During the physical exam, your doctor will ask you how the injury occurred, measure range of motion and check for any point tenderness. Your orthopaedist may request X-ray studies to look closely at the bones in your neck. This evaluation helps eliminate or identify other sources of neck pain, such as spinal fractures, dislocations, arthritis and other serious conditions.

Treatment

All sprains or strains, no matter where they are located in the body, receive basically the same type of treatment. Usually, neck sprains, like other sprains, will gradually heal, given time and appropriate treatment. You may have to wear a soft cervical collar to help support the head and relieve pressure on the neck so the ligaments have time to heal.

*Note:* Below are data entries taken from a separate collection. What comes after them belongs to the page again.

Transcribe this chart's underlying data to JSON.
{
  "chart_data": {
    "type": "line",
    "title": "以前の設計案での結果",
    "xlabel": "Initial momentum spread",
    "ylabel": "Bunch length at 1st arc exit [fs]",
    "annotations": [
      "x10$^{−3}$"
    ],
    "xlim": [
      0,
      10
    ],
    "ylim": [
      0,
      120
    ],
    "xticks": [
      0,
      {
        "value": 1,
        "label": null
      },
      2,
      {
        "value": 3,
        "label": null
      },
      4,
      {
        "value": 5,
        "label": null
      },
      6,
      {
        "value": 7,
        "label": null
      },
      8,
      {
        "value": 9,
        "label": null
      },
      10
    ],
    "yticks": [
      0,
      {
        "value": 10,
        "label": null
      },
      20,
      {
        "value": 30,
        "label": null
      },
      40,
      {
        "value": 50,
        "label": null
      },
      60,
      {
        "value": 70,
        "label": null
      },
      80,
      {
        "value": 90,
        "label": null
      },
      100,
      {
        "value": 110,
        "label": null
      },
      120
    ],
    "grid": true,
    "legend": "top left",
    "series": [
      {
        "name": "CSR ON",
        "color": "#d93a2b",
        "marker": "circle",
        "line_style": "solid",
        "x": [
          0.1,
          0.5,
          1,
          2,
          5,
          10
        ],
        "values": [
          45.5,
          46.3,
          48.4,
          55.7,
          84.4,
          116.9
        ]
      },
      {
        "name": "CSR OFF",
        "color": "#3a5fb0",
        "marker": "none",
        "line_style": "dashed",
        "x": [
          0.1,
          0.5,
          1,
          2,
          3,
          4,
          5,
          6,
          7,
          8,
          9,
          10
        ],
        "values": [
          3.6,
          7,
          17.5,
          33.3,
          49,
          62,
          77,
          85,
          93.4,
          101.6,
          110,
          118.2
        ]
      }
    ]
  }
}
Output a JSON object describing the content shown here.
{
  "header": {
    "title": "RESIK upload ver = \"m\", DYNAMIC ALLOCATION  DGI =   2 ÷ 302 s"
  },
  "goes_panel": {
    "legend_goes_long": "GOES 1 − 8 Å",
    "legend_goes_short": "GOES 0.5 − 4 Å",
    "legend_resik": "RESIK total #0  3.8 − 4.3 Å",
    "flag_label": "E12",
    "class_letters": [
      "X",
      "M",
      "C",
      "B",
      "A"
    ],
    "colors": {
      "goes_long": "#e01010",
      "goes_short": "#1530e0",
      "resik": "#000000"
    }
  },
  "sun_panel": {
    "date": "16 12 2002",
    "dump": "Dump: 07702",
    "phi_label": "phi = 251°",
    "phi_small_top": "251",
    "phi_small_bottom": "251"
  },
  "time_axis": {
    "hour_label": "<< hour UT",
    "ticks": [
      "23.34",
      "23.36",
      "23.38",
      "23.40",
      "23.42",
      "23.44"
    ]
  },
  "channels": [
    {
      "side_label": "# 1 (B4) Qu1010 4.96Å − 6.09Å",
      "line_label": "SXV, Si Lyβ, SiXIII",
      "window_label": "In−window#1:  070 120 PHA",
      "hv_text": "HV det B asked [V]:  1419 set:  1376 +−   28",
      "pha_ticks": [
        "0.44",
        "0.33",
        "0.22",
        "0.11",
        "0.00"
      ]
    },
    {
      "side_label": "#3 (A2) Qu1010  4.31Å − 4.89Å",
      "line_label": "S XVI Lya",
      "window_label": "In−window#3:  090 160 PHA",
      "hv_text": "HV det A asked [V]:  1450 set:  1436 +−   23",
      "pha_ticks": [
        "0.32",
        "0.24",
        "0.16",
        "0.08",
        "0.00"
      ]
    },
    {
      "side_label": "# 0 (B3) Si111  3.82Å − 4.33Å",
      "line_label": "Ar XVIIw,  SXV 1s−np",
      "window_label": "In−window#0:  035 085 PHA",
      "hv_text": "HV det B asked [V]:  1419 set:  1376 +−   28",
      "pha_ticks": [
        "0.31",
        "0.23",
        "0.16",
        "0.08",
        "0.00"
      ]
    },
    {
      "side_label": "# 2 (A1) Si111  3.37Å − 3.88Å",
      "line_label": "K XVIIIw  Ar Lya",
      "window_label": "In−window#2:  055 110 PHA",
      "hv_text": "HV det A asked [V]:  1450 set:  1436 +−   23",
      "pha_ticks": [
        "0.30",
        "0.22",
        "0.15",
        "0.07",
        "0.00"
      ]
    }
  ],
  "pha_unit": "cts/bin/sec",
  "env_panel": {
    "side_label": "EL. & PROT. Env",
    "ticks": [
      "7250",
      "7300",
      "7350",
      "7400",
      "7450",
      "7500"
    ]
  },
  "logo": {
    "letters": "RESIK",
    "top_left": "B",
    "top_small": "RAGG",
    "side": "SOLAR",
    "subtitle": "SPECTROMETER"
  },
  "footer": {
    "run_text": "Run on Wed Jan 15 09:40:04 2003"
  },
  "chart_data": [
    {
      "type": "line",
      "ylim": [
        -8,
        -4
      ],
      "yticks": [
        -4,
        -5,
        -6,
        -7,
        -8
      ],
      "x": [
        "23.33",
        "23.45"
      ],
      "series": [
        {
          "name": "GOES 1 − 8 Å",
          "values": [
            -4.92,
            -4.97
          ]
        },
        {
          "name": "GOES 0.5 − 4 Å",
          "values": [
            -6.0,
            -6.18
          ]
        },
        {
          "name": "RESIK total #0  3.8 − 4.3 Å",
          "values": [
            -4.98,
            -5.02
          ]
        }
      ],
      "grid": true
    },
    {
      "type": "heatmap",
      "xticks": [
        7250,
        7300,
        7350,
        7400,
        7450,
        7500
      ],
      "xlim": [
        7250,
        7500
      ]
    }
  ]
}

Analgesics, such as aspirin or ibuprofen, can help reduce the pain and any swelling. Muscle relaxants can help ease spasms. You can apply an ice pack for 15 to 30 minutes at a time, several times a day for the first two or three days after the injury. This will help reduce inflammation and discomfort. Although heat, particularly moist heat, can help loosen cramped muscles, it should not be applied too quickly.

Other treatment options include:

  • Massaging the tender area
  • Ultrasound
  • Cervical traction
  • Aerobic and isometric exercise

Most symptoms will resolve in four to six weeks. A severe injury, such as might be sustained in a motor vehicle accident, may take longer to heal completely.